All posts by Santanu Sinha

Foxtrot – Event Analytics at Scale

Health and monitoring of actors participating in a SOA based distributed system like the one we have at Flipkart is critical for production stability. When things go south (and they do), not only do we need to know about the occurrence instantly, but get down to exactly when  and where the problem has happened. This points to the need for us to get access to and act on aggregated metrics as well as raw events that can be sliced and diced at will. With server side apps spanning hundreds of virtual machines and client side apps running on millions of diverse phones this gets amplified. Individual requests need to be tracked across systems, and issues found and reported much before the customers get impacted.

Introducing Foxtrot

Foxtrot is a system built to ingest, store and analyze rich events from multiple systems, providing aggregated metrics as well as the ability to slice, dice and drill down into raw events.

Foxtrot in action

Foxtrot provides a configurable console to get a view of systems; enables people to dig into as well as aggregate raw events across hosts and/or client devices; and provides a familiar SQL based language to interact with the system both from the console as well as from the command line.

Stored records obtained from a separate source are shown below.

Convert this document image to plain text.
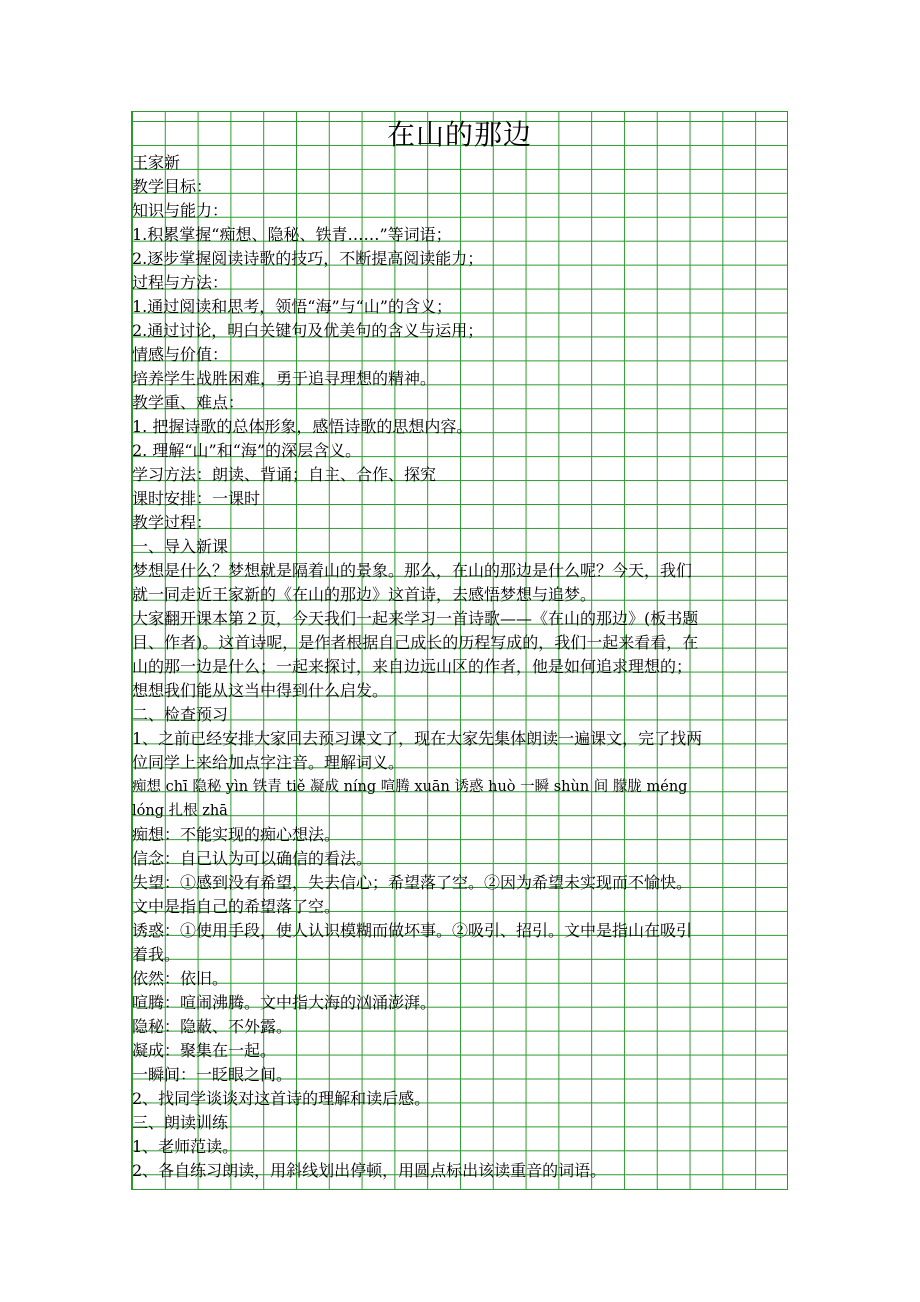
在山的那边
王家新
教学目标：
知识与能力：
1.积累掌握“痴想、隐秘、铁青……”等词语；
2.逐步掌握阅读诗歌的技巧，不断提高阅读能力；
过程与方法：
1.通过阅读和思考，领悟“海”与“山”的含义；
2.通过讨论，明白关键句及优美句的含义与运用；
情感与价值：
培养学生战胜困难，勇于追寻理想的精神。
教学重、难点：
1. 把握诗歌的总体形象，感悟诗歌的思想内容。
2. 理解“山”和“海”的深层含义。
学习方法：朗读、背诵；自主、合作、探究
课时安排：一课时
教学过程：
一、导入新课
梦想是什么？梦想就是隔着山的景象。那么，在山的那边是什么呢？今天，我们
就一同走近王家新的《在山的那边》这首诗，去感悟梦想与追梦。
大家翻开课本第２页，今天我们一起来学习一首诗歌——《在山的那边》(板书题
目、作者)。这首诗呢，是作者根据自己成长的历程写成的，我们一起来看看，在
山的那一边是什么；一起来探讨，来自边远山区的作者，他是如何追求理想的；
想想我们能从这当中得到什么启发。
二、检查预习
1、之前已经安排大家回去预习课文了，现在大家先集体朗读一遍课文，完了找两
位同学上来给加点字注音。理解词义。
痴想 chī 隐秘 yìn 铁青 tiě 凝成 níng 喧腾 xuān 诱惑 huò 一瞬 shùn 间 朦胧 méng
lóng 扎根 zhā
痴想：不能实现的痴心想法。
信念：自己认为可以确信的看法。
失望：①感到没有希望，失去信心；希望落了空。②因为希望未实现而不愉快。
文中是指自己的希望落了空。
诱惑：①使用手段，使人认识模糊而做坏事。②吸引、招引。文中是指山在吸引
着我。
依然：依旧。
喧腾：喧闹沸腾。文中指大海的汹涌澎湃。
隐秘：隐蔽、不外露。
凝成：聚集在一起。
一瞬间：一眨眼之间。
2、找同学谈谈对这首诗的理解和读后感。
三、朗读训练
1、老师范读。
2、各自练习朗读，用斜线划出停顿，用圆点标出该读重音的词语。
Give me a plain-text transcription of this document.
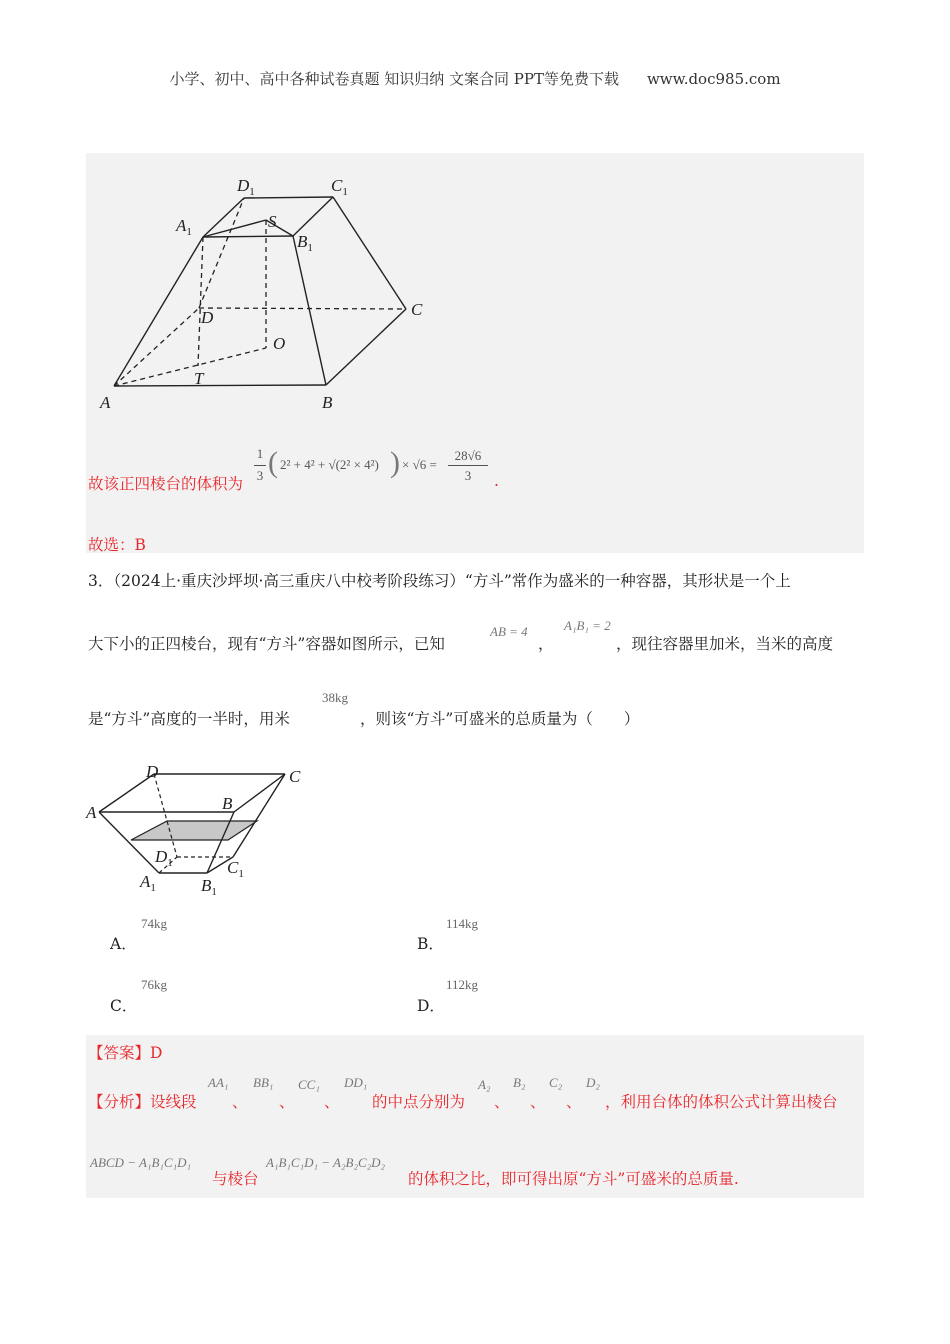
小学、初中、高中各种试卷真题 知识归纳 文案合同 PPT等免费下载 www.doc985.com
A	B
C
D
O
T
S
$A_1$	$B_1$
$C_1$
$D_1$
故该正四棱台的体积为
1
3 ( 2² + 4² + √(2² × 4²) ) × √6 =
28√6
3	.
故选：B
3．（2024上·重庆沙坪坝·高三重庆八中校考阶段练习）“方斗”常作为盛米的一种容器，其形状是一个上
大下小的正四棱台，现有“方斗”容器如图所示，已知
AB = 4
，
A₁B₁ = 2
，现往容器里加米，当米的高度
是“方斗”高度的一半时，用米
38kg
，则该“方斗”可盛米的总质量为（　　）
A	B
C
D
$D_1$
$A_1$	$B_1$
$C_1$
A．
74kg
B．
114kg
C．
76kg
D．
112kg
【答案】D
【分析】设线段
AA₁
、
BB₁
、
CC₁
、
DD₁
的中点分别为
A₂
、
B₂
、
C₂
、
D₂
，利用台体的体积公式计算出棱台
ABCD − A₁B₁C₁D₁
与棱台
A₁B₁C₁D₁ − A₂B₂C₂D₂
的体积之比，即可得出原“方斗”可盛米的总质量.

A case for event analytics at scale

Let’s consider a few real-life situations:
  • Each day, hundreds of thousands of people place orders at Flipkart through the Checkout system. The system interacts with a bunch of downstream services to make this possible. Any of these services failing in such situations degrade the buying experience considerably. We strive to be on top of such situations and proactively monitor service call rates and response times and quickly stop, debug and re-enable access to the degraded services.
  • Mobile apps need to be faster and efficient both in terms of memory and power. Interestingly, we have very little insight into what is actually happening on the customer’s device as they are interacting with the apps. Getting proper data about how our app affects these devices helps us make our app, faster lighter and more power efficient.
  • Push notifications bring important snippets of information and great offers to millions of users of our apps. It’s of critical importance for us to know what happens to these messages, and control the quality and frequency of these notifications to users.
  • Book publishers push data like book names, authors to us. We process and publish this data to be shown on the apps and the website. We need to monitor these processing systems to ensure things are working properly and quickly catch and fix any problems.

There and many more use-cases currently being satisfied by Foxtrot at Flipkart and Olacabs.

Basic Abstractions

Foxtrot works on the following very simple abstractions:

  • Table – The basic multi-tenancy container used to logically separate data coming in from different systems. So your Foxtrot system might have tables for website, checkout, oms, apps etc. A table in Foxtrot has a TTL and the data does not remain queriable from FQL, Console and JSON queries (see below) once the TTL expires. Data for the table is saved in Hbase and can be used independently by using M/R jobs on hadoop depending on the expiry time specified for the column-family in the table.
  • Document – Most granular data/event representation in Foxtrot. A document is composed of:
    • id – A unique id for the document. This must be provided.
    • timestamp – A timestamp representing the time of generation of this event.
    • data – A json node with fields representing the metadata for the event.
//A sample document
{
    "id": "569b3782-255b-48d7-a53f-7897d605db0b",
   "timestamp": 1401650819000,
    "data": {
        "event": "APP_LOAD",
        "os": "android",
        "device": "XperiaZ",
        "appVersion": {
            "major": "1",
            "minor": "2"
        }
    }
}

Usage

Foxtrot has been designed grounds up for simplicity of use. The following sections detail how events can be pushed to Foxtrot and how they can be summarized, viewed and downloaded.

Pushing data to Foxtrot

Pushing data involves POSTing documents to the single or bulk ingestion API. For more details on ingestion APIs please consult the wiki.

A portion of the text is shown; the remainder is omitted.